Le type 2 est la classe que la plupart des points d’accès de plafond nomment sur leur fiche technique, et celle qui se retrouve le plus souvent mal accordée au commutateur déjà au mur. Ce qu’il relève, et ce qu’il laisse encore sur le câble, sont tous deux publiés.

Ce que la norme définit

L’IEEE 802.3at a été publiée en 2009 et a depuis été intégrée à la norme 802.3 de base. Elle a laissé intact le comportement antérieur sous le nom de type 1 et a ajouté le type 2, que les emballages appellent PoE+.

Le type 2 relève la paire de chiffres publiés. La source délivre jusqu’à 30 W à son port, et la norme garantit à l’appareil alimenté 25,5 W. L’écart a la même cause qu’avant — le câble entre les deux prend sa part — et c’est la raison pour laquelle les deux chiffres sont publiés plutôt qu’un seul.
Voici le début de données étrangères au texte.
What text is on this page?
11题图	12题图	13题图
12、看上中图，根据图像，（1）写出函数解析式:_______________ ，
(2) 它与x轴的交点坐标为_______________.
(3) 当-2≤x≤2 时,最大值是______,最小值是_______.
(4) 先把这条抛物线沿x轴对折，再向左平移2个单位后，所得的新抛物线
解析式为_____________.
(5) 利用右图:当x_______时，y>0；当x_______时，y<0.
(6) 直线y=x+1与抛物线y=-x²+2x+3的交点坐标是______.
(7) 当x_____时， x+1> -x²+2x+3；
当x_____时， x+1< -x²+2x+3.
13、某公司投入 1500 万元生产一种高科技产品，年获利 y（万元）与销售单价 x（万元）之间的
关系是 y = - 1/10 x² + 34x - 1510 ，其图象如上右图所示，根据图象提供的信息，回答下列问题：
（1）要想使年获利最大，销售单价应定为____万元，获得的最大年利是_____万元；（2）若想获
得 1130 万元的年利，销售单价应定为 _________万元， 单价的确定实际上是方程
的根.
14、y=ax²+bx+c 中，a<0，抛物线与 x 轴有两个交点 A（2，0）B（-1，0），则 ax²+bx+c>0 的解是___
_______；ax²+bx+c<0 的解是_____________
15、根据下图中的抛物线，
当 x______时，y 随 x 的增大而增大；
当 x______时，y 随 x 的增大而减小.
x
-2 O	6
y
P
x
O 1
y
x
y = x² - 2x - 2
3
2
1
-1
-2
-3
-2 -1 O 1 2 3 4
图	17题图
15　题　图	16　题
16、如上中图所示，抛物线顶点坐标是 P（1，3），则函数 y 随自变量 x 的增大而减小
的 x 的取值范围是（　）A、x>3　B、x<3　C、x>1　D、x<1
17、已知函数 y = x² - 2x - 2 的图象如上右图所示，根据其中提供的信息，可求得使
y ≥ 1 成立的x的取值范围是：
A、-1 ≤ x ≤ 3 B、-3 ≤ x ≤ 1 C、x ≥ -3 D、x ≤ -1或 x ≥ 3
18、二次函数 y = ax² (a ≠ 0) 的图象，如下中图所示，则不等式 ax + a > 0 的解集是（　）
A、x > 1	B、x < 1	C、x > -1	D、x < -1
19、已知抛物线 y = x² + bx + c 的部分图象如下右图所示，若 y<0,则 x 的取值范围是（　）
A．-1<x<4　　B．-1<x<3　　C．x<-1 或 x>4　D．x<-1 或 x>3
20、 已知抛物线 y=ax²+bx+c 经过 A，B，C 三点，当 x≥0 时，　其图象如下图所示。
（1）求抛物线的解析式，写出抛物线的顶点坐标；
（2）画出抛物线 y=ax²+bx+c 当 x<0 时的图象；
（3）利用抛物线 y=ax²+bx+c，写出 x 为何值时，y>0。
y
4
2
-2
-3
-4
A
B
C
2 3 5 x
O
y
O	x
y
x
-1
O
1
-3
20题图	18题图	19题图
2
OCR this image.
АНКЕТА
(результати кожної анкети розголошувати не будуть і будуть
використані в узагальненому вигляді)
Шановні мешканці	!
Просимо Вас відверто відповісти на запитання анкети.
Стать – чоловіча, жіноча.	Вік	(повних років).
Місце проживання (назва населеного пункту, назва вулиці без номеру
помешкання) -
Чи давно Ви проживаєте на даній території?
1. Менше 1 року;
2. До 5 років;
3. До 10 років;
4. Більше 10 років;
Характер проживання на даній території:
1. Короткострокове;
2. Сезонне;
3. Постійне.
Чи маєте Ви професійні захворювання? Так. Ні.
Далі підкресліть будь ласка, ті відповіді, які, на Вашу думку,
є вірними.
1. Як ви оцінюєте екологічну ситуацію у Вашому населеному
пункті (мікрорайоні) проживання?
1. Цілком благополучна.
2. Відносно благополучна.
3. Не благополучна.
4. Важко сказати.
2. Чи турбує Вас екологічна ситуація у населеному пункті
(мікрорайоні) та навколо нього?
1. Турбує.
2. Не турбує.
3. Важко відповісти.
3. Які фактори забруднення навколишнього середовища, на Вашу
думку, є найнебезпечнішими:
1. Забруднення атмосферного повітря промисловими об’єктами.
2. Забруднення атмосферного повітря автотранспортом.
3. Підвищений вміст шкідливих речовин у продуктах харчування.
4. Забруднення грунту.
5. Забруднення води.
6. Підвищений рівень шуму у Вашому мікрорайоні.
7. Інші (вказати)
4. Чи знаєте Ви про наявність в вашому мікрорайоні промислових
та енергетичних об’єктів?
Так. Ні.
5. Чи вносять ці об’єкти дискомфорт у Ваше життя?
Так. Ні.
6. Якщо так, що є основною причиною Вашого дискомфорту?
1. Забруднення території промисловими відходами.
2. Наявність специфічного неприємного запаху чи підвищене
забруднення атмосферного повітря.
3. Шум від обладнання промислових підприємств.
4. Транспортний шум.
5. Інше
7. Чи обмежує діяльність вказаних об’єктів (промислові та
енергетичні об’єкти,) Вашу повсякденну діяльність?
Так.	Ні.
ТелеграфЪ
L’ajout intéressant n’est pas la puissance mais la négociation autour d’elle. La norme définit une étape de classification supplémentaire par laquelle une source de type 2 et un appareil de type 2 se confirment l’un l’autre, soit par un échange supplémentaire au niveau de la couche physique, soit par un protocole de liaison de données entre eux. La puissance haute est accordée ; elle n’est pas supposée par un appareil qui la souhaiterait. C’est pourquoi deux appareils qui portent tous deux « PoE+ » sur la boîte peuvent se comporter différemment sur un commutateur qui ne prend en charge que l’une des deux méthodes.

Le type 2 emploie toujours deux des quatre paires, et il nomme son câblage : un canal de catégorie 5e ou mieux.

Ce qu’elle ne promet pas

Elle ne promet pas trente watts au bout. Trente, c’est ce qui sort du port ; vingt-cinq et demi, c’est ce à quoi l’appareil a droit, et c’est sur un long tirage que la différence se sent.

Elle ne promet pas tous les ports à la fois. La classe par port d’un commutateur et son budget total sont des nombres publiés distincts, et un appareil à huit ports qui nomme le type 2 partout a rarement un budget de huit fois ce chiffre.

Elle ne promet pas une alimentation sur quatre paires. Délivrer du courant sur les quatre paires est un ajout ultérieur, avec ses propres types.

Et elle ne promet rien face à une source de type 1. Un appareil construit pour le type 2 sur un commutateur qui offre du type 1 reçoit la puissance basse, et ce qui se passe alors relève de la décision du fabricant de l’appareil plutôt que de la norme.

Avec quoi elle est compatible

Une source de type 2 alimente les appareils de type 1 sans configuration, en résolvant la négociation vers le bas. Les appareils de type 2 sont alimentés de la même façon par les sources de types 3 et 4. L’alimentation voyage à côté des données sur un canal de catégorie 5e ou mieux : un lien alimenté fonctionne donc au débit que les deux ports négocient — les deux choses sont portées par le même câble et décidées séparément.

Les questions qui se posent avant une commande

Un appareil spécifié pour le type 2 fonctionne-t-il sur une source de type 1 ?

Pas en pleine fonction. Certains modèles démarrent en mode réduit — une radio désactivée, un port non alimenté — et le fabricant dit lequel, sur la fiche technique. D’autres ne démarrent pas du tout. C’est la ligne à confronter au commutateur déjà en place avant de commander.

Un injecteur étiqueté PoE+ est-il la même chose qu’une source de type 2 ?

Seulement si sa propre fiche technique le dit dans les termes de la norme. Les noms commerciaux ne sont pas la norme ; le numéro de type et la puissance publiée le sont, et un injecteur qui ne nomme ni l’un ni l’autre se décrit lui-même plutôt qu’une spécification.